Investing.com — At the much-anticipated CES 2025 event, Nvidia (NASDAQ:) unveiled a range of new products aimed at expanding its business into consumer markets, demonstrating advancements in AI gaming, and desktop computing.
CEO Jensen Huang laid out how Nvidia is leveraging technology from its high-performing data center AI chips to improve PCs and laptops.
A key announcement was the introduction of Cosmos foundation models, designed to generate realistic video for training robots and self-driving cars at a lower cost than traditional data collection methods.
By producing “synthetic” training data, Cosmos allows machines to understand the physical world, much like language models enable chatbots to converse naturally.
Users can input text descriptions to generate video that adheres to the laws of physics, reducing the need for expensive real-world data collection. Huang noted that Cosmos will be available under an “open license,” similar to Meta (NASDAQ:)’s Llama 3 models.
Nvidia also launched its RTX 50 series gaming chips, incorporating the company’s Blackwell AI technology, which has driven growth in the data center sector.
These chips aim to elevate gaming graphics to cinematic levels by improving shaders, enhancing surface details, and generating lifelike human faces—key areas where even small imperfections are noticeable.
Moreover, Nvidia introduced its first desktop computer, designed primarily for computer programmers rather than regular consumers.
Regarding its Blackwell platform, Huang said the AI chips were now in “full production.”

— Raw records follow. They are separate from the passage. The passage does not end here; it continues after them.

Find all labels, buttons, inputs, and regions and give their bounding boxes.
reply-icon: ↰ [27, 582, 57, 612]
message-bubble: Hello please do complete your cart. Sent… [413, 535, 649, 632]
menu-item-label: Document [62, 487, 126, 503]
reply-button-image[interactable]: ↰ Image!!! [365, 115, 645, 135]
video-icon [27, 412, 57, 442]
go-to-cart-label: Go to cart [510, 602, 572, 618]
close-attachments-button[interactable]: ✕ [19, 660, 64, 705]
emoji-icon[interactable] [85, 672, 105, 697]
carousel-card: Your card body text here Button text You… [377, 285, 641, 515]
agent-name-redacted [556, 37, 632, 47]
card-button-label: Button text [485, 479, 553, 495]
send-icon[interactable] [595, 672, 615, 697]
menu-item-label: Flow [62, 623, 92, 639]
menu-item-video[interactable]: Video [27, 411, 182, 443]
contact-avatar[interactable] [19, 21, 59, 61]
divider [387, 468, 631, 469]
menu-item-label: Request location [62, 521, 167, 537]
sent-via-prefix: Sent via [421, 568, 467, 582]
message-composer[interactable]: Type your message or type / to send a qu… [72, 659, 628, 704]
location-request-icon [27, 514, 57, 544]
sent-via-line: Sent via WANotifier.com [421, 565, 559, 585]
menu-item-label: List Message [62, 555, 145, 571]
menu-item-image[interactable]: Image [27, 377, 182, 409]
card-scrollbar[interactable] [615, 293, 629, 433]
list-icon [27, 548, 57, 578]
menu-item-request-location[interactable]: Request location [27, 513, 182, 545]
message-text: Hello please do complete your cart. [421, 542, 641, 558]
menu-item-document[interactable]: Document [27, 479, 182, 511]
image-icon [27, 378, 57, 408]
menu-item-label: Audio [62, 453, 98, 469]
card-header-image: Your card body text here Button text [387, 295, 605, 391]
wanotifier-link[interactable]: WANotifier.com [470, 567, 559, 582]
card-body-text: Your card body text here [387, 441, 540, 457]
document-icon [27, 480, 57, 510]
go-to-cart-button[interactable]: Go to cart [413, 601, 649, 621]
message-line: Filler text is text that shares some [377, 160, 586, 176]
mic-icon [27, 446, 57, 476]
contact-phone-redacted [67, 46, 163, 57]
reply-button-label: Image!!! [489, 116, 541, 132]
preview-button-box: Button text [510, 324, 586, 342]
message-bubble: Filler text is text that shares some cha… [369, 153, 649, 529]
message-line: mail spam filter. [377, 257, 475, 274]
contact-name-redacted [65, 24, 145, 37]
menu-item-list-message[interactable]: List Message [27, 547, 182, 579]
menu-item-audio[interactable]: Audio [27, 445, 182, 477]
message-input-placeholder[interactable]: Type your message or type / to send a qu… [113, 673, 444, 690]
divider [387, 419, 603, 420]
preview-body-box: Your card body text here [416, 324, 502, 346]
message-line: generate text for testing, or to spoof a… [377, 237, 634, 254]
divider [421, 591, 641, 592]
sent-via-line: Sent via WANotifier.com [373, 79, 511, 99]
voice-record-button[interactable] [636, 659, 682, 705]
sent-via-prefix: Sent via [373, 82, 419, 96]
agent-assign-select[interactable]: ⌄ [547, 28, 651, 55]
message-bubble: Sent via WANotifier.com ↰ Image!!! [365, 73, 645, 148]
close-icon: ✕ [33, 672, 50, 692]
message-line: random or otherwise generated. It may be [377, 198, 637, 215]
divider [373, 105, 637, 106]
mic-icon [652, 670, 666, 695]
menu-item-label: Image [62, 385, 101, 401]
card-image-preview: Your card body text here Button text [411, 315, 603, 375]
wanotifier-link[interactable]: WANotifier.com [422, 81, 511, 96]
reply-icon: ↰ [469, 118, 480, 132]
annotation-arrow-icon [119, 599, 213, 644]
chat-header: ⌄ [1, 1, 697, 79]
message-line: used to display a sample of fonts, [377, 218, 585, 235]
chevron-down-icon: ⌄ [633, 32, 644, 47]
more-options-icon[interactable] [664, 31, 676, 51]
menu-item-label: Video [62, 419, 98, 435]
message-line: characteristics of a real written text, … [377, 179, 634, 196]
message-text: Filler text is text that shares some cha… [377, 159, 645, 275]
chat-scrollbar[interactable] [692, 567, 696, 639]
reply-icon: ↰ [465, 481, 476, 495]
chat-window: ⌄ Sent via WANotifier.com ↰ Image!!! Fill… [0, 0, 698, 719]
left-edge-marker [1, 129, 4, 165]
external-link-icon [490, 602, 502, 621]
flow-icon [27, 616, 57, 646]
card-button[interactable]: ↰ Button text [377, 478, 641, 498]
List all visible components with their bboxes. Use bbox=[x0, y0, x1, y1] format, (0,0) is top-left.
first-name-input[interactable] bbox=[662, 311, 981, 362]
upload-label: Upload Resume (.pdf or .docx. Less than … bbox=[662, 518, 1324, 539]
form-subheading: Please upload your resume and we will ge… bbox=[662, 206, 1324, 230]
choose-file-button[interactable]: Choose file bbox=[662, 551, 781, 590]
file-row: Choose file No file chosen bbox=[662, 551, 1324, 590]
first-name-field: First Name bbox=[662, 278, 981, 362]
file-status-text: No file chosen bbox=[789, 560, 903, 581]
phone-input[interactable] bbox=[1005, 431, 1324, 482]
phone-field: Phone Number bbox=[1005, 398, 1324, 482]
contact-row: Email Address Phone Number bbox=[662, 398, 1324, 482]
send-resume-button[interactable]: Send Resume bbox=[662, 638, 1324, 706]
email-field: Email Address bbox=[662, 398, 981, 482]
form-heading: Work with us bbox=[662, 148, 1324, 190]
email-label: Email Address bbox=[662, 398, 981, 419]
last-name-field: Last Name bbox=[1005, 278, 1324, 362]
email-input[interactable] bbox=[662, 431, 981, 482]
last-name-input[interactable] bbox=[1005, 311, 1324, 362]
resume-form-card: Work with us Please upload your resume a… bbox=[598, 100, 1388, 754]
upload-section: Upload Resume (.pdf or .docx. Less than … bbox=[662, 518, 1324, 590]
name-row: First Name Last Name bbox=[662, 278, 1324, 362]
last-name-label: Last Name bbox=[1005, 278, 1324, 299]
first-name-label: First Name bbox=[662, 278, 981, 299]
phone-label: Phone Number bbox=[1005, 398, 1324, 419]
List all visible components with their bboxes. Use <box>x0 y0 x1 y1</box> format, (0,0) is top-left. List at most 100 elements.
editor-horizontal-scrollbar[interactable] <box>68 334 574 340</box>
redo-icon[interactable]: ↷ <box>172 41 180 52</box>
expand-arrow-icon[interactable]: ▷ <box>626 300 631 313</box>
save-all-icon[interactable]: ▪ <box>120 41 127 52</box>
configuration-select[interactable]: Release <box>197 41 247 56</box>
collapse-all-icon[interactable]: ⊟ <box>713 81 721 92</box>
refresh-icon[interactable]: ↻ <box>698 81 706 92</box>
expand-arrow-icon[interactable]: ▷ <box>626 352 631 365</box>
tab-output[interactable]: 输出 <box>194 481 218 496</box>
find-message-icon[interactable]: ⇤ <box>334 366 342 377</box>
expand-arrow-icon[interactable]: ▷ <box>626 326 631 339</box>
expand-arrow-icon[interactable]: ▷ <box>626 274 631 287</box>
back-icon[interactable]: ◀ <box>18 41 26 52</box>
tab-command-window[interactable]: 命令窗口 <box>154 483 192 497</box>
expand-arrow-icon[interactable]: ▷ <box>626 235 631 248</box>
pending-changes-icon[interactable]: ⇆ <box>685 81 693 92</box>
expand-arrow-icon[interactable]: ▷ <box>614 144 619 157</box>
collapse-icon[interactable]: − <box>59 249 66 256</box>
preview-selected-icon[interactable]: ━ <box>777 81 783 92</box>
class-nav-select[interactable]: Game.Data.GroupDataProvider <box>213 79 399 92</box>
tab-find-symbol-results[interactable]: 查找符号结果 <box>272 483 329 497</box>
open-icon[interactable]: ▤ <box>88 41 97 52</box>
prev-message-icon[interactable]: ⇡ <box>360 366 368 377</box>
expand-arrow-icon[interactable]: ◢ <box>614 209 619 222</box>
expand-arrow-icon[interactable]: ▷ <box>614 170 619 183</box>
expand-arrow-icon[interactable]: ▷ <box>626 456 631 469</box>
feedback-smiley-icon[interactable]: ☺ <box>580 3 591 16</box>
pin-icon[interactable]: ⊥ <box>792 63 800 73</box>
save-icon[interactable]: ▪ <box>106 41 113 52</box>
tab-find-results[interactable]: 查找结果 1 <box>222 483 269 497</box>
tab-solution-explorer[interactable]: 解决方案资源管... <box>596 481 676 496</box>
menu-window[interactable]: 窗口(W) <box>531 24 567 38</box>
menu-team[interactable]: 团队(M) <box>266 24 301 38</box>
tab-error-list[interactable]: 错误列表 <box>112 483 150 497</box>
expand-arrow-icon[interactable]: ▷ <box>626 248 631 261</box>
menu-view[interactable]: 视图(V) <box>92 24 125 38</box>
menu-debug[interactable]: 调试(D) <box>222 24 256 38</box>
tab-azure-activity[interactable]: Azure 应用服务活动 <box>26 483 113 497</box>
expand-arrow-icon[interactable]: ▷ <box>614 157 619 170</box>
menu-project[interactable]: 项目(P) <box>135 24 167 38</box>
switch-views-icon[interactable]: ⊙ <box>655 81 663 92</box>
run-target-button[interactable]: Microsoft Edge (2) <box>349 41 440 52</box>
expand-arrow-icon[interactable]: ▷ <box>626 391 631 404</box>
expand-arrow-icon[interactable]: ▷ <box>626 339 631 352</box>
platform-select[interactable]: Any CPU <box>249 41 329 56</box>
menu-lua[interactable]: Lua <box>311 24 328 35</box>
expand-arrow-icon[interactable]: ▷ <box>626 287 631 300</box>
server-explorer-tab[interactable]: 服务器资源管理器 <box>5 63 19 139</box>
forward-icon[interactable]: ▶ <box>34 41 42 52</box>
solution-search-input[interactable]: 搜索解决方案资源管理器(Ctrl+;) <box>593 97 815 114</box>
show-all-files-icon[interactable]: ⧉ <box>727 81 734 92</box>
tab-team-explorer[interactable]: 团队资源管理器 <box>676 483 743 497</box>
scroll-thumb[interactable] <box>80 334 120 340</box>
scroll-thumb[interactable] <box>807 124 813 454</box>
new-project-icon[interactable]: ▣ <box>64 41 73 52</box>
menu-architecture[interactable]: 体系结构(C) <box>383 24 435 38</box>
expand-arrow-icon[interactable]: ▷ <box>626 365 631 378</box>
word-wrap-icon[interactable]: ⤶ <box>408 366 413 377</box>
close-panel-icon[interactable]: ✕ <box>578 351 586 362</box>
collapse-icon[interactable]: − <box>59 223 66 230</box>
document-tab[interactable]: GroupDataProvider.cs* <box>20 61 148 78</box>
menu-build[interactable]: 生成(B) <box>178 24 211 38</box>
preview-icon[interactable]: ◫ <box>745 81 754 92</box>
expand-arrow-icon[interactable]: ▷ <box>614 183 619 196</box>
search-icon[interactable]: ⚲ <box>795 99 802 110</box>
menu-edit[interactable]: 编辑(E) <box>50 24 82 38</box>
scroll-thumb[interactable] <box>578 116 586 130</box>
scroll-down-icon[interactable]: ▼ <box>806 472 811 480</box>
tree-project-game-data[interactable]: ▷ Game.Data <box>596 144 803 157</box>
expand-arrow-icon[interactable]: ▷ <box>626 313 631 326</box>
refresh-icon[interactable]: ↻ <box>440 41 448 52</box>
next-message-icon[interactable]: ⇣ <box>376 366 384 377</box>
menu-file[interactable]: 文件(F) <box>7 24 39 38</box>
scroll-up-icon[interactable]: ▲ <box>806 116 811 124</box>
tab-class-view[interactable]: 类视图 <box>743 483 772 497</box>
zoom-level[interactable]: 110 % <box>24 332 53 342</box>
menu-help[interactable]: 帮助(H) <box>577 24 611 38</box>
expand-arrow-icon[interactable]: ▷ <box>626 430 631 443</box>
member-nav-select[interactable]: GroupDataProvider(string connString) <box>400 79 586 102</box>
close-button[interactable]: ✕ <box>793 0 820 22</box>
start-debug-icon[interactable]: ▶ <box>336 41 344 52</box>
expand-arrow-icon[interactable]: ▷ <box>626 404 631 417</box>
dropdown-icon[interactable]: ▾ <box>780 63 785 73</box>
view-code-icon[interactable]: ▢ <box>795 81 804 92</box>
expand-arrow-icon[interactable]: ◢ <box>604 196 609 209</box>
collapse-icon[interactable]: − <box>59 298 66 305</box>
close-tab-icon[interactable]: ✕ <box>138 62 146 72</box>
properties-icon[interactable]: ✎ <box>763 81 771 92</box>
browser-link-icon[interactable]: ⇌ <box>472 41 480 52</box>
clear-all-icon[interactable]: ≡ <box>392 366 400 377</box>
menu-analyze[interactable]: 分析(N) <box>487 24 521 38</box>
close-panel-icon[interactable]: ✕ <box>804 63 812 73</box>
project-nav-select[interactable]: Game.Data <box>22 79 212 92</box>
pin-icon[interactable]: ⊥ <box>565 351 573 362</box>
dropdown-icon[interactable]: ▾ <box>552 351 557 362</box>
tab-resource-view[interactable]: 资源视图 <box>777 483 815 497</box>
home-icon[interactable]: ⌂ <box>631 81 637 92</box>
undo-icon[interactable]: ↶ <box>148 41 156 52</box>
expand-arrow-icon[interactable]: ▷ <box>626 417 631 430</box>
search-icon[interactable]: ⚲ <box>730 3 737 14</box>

Analyst takeaways from the CES keynote
Bank of America: “We highlight NVDA’s continued dominance in genAI compute and ecosystem, quickly expanding from the cloud all the way to enterprise and consumers. Maintain Buy on our top sector pick.”
Stifel: “Nvidia’s announcements today are significant, but long-tailed. We view these developments as further deepening the company’s competitive moat and positioning around potentially multi-billion dollar advancements tied to AI agents, robotics, autonomous vehicles, graphics and PC and edge-device inferences in the coming years.”
Meanwhile, for Wells Fargo (NYSE:) analysts, key takeaways from the keynote were the introduction of the new RTX 50-series GPUs, the announcement that Blackwell is now in full production, AI scaling expansion, and expectations that the company’s automotive business could grow to around $5 billion by fiscal 2026.
Lastly, Wedbush analysts said Huang’s CES speech “felt more like a rock concert vibe than a tech CEO speech.”
“The overriding message from Jensen was a slew of new AI technology is coming out of Nvidia around robotics, autonomous technology, PCs that will further stretch their enormous technology lead vs. the rest of the semi and Big Tech landscape,” analysts noted.
“This was a major “flex the muscles” moment for Nvidia and Jensen in this AI arms race playing out across the tech ecosystem globally.”